Lets start with the review:

Earlier Tests – One reason we didn’t produce as many tests as I would wish today is that we didn’t do TDD. It probably was a correct decission the last time, since it would have been just to much. But this time I will practice TDD as good as I can.

We did lots of TDD in the project and I love it. Its great and although everybody is bitching about the code quality, I think we are way better of then most of the projects I have seen. After all this XKCD cartoon is still valid. So this one is a keeper.

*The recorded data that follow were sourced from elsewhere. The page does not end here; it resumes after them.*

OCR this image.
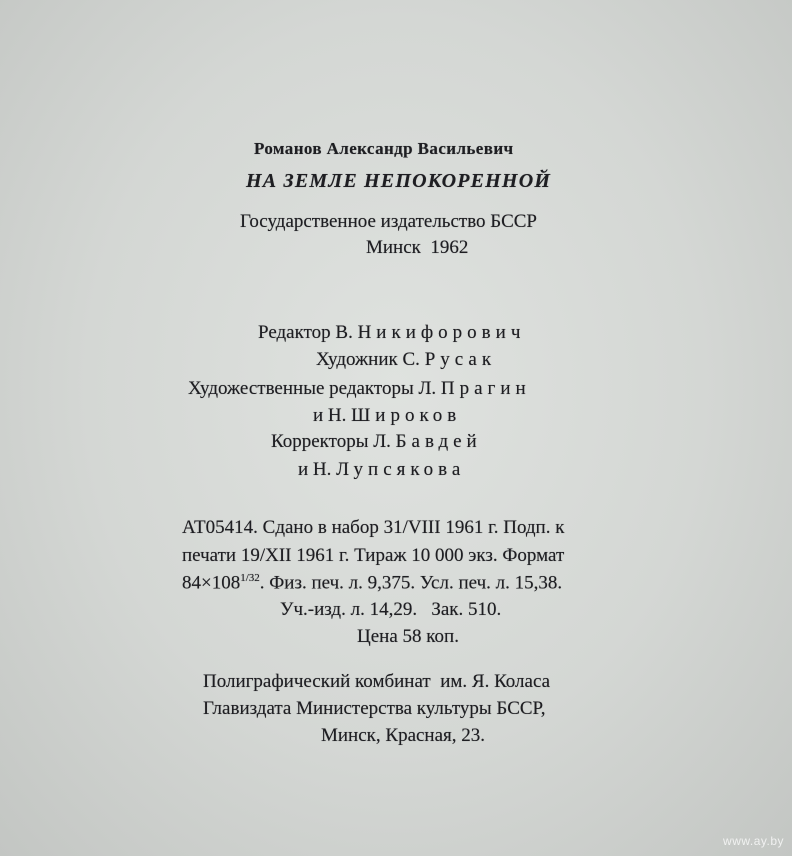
Романов Александр Васильевич
НА ЗЕМЛЕ НЕПОКОРЕННОЙ
Государственное издательство БССР
Минск  1962
Редактор В. Никифорович
Художник С. Русак
Художественные редакторы Л. Прагин
и Н. Широков
Корректоры Л. Бавдей
и Н. Лупсякова
АТ05414. Сдано в набор 31/VIII 1961 г. Подп. к
печати 19/XII 1961 г. Тираж 10 000 экз. Формат
$84\times 108^{1/32}$. Физ. печ. л. 9,375. Усл. печ. л. 15,38.
Уч.-изд. л. 14,29.   Зак. 510.
Цена 58 коп.
Полиграфический комбинат  им. Я. Коласа
Главиздата Министерства культуры БССР,
Минск, Красная, 23.
www.ay.by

Cleaner Code – One of the first tests I wrote back then was a test to ensure that we don’t have circular dependencies. We succeeded in this, but still parts of the system a pretty tangled. We gonna improve that. Appart from the knowledge I took from Clean Code I’ll plan to use the toxicity metric as an important tool for that.

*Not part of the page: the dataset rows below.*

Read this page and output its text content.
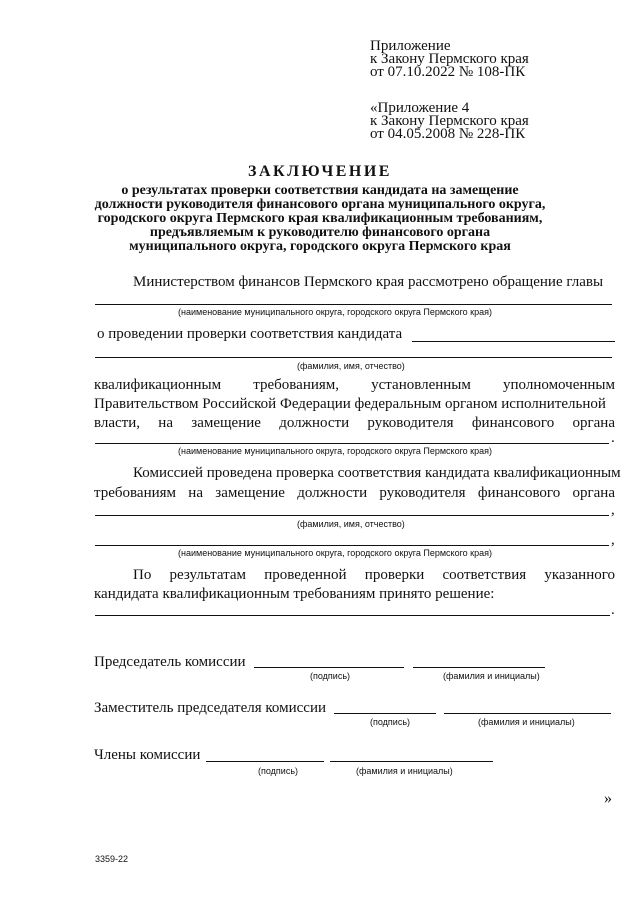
Приложение
к Закону Пермского края
от 07.10.2022 № 108-ПК
«Приложение 4
к Закону Пермского края
от 04.05.2008 № 228-ПК
ЗАКЛЮЧЕНИЕ
о результатах проверки соответствия кандидата на замещение
должности руководителя финансового органа муниципального округа,
городского округа Пермского края квалификационным требованиям,
предъявляемым к руководителю финансового органа
муниципального округа, городского округа Пермского края
Министерством финансов Пермского края рассмотрено обращение главы
(наименование муниципального округа, городского округа Пермского края)
о проведении проверки соответствия кандидата
(фамилия, имя, отчество)
квалификационным требованиям, установленным уполномоченным
Правительством Российской Федерации федеральным органом исполнительной
власти, на замещение должности руководителя финансового органа
.
(наименование муниципального округа, городского округа Пермского края)
Комиссией проведена проверка соответствия кандидата квалификационным
требованиям на замещение должности руководителя финансового органа
,
(фамилия, имя, отчество)
,
(наименование муниципального округа, городского округа Пермского края)
По результатам проведенной проверки соответствия указанного
кандидата квалификационным требованиям принято решение:
.
Председатель комиссии
(подпись)	(фамилия и инициалы)
Заместитель председателя комиссии
(подпись)	(фамилия и инициалы)
Члены комиссии
(подпись)	(фамилия и инициалы)
»
3359-22
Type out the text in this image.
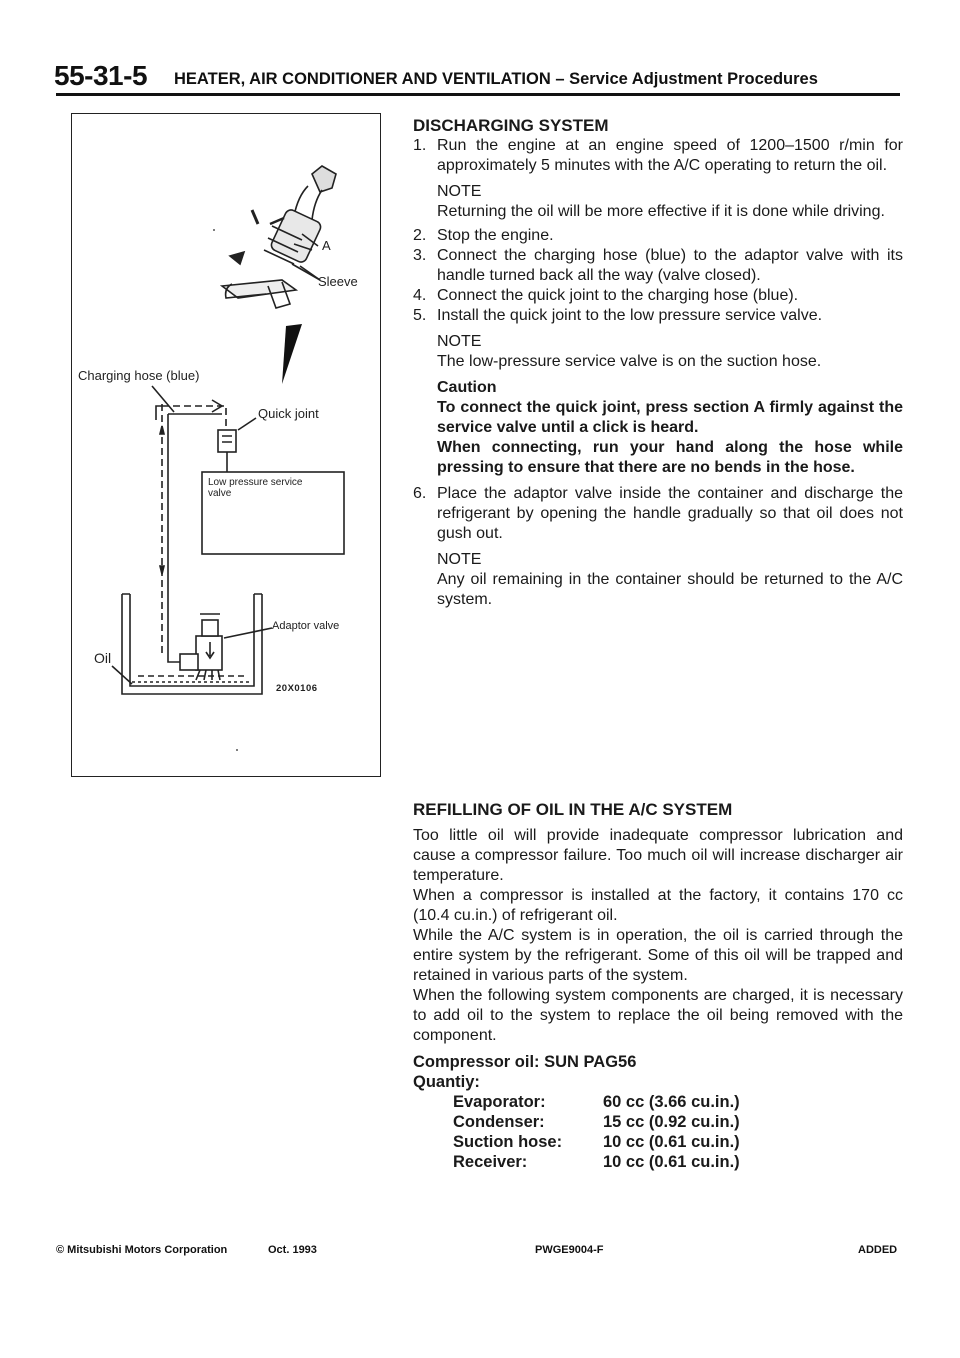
55-31-5 HEATER, AIR CONDITIONER AND VENTILATION – Service Adjustment Procedures
A
Sleeve
Charging hose (blue)
Quick joint
Low pressure service
valve
Adaptor valve
Oil
20X0106
DISCHARGING SYSTEM
1. Run the engine at an engine speed of 1200–1500 r/min for approximately 5 minutes with the A/C operating to return the oil.
NOTE
Returning the oil will be more effective if it is done while driving.
2. Stop the engine.
3. Connect the charging hose (blue) to the adaptor valve with its handle turned back all the way (valve closed).
4. Connect the quick joint to the charging hose (blue).
5. Install the quick joint to the low pressure service valve.
NOTE
The low-pressure service valve is on the suction hose.
Caution
To connect the quick joint, press section A firmly against the service valve until a click is heard.
When connecting, run your hand along the hose while pressing to ensure that there are no bends in the hose.
6. Place the adaptor valve inside the container and discharge the refrigerant by opening the handle gradually so that oil does not gush out.
NOTE
Any oil remaining in the container should be returned to the A/C system.
REFILLING OF OIL IN THE A/C SYSTEM
Too little oil will provide inadequate compressor lubrication and cause a compressor failure. Too much oil will increase discharger air temperature.
When a compressor is installed at the factory, it contains 170 cc (10.4 cu.in.) of refrigerant oil.
While the A/C system is in operation, the oil is carried through the entire system by the refrigerant. Some of this oil will be trapped and retained in various parts of the system.
When the following system components are charged, it is necessary to add oil to the system to replace the oil being removed with the component.
Compressor oil: SUN PAG56
Quantiy:
Evaporator:	60 cc (3.66 cu.in.)
Condenser:	15 cc (0.92 cu.in.)
Suction hose:	10 cc (0.61 cu.in.)
Receiver:	10 cc (0.61 cu.in.)
© Mitsubishi Motors Corporation	Oct. 1993	PWGE9004-F	ADDED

I spent quite some time trying to improve code, the ability of myself and coworkers to write clean code and that is certainly a good thing. Another keeper. As always there is still lots of room for improvement.

Dependency Injection – We considered using Spring and decided against it, because we already had about 20 libraries we hardly knew in the project. Again at that time it was a reasonable decision. But in the meantime I learned what we could have gained by using Spring. I’ll propose using it, but even when the team declines again, I’ll be able to use the concept in order to improve the code base.

I failed to make this one real. We had to use a framework which among other problems made it hard (impossible?) to use Spring or anything similar in one large part of the project. We used it a little on the back end, but probably had profited if we had used more features of it. But although we really had only a little Spring in our project I learned to hat its XML configuration. What a royal pain in the a***. But I here there are alternatives out there. We’ll see.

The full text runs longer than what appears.